Le projet a été lancé en décembre 2020 par Raja Walter, un catholique de Youhanabad. Ce quartier démuni compte plus de 50 églises non enregistrées et environ 150 000 chrétiens, dont plus de 7 000 catholiques. « Des visites à domicile ont été organisées durant trois mois, afin de collecter des objets et vêtements inutilisés. Ce mur permet de relier directement les donateurs aux bénéficiaires dans le besoin.

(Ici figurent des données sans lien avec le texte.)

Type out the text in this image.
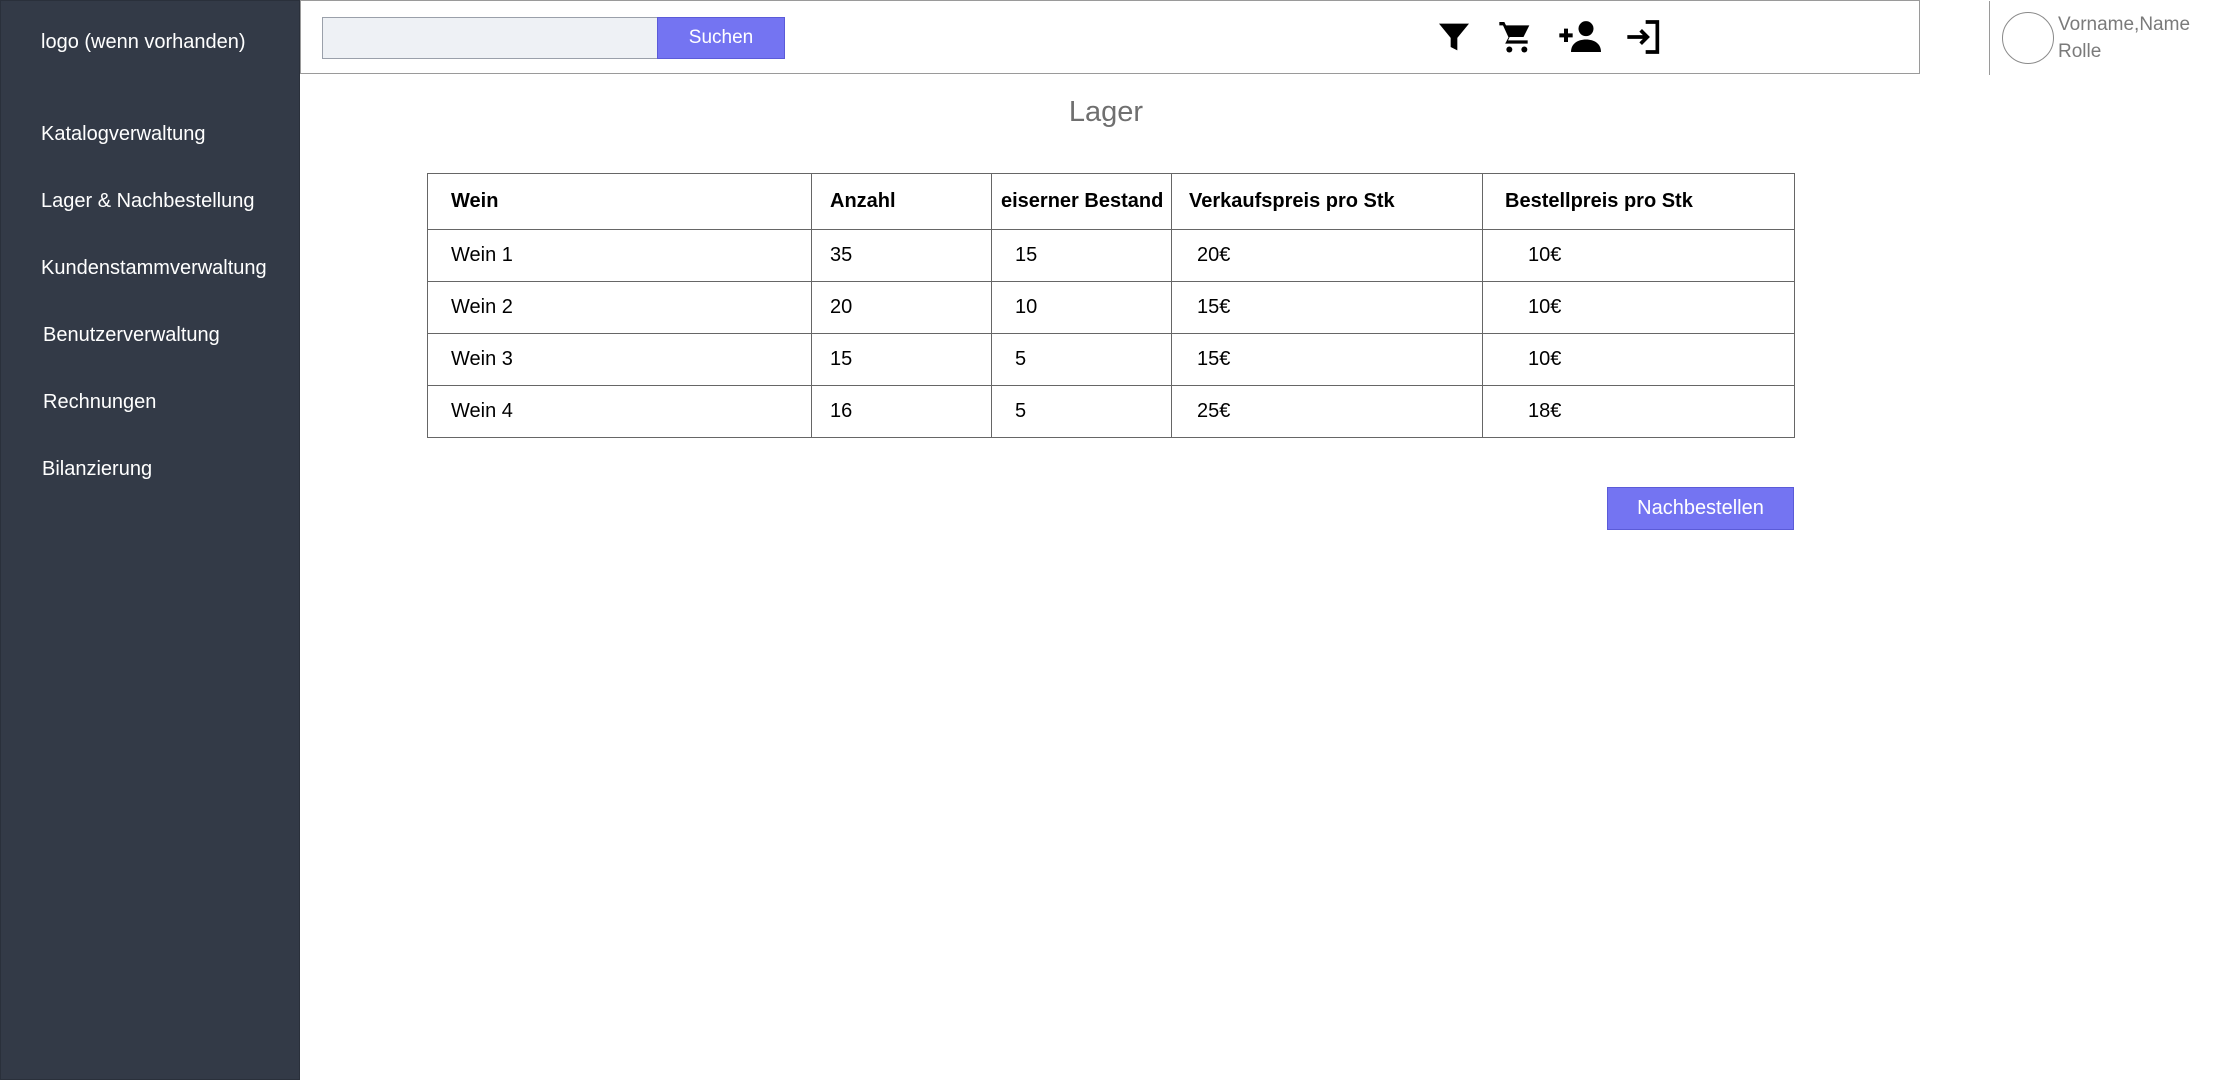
logo (wenn vorhanden)
Katalogverwaltung
Lager & Nachbestellung
Kundenstammverwaltung
Benutzerverwaltung
Rechnungen
Bilanzierung
Suchen
Vorname,Name
Rolle
Lager
Wein	Anzahl	eiserner Bestand	Verkaufspreis pro Stk	Bestellpreis pro Stk
Wein 1	35	15	20€	10€
Wein 2	20	10	15€	10€
Wein 3	15	5	15€	10€
Wein 4	16	5	25€	18€
Nachbestellen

Ce qui ne sert pas à quelqu’un peut être utile à d’autres », commente Raja Walter, qui possède un fast-food à Lahore et qui a installé le « Mur de Jésus » devant sa maison de Youhanabad. Depuis mars dernier, au début de la pandémie, il tente de venir en aide aux travailleurs journaliers et aux veuves du quartier. « Le mur a été installé chez moi afin de protéger la dignité des bénéficiaires. Près de 30 % d’entre eux sont musulmans. Le but est également de favoriser le don du sang et l’entraide pour les recherches d’emploi. Les diplômés chrétiens sont invités à déposer leurs CV, et une liste de contacts est en train d’être créée », ajoute Raja Walter.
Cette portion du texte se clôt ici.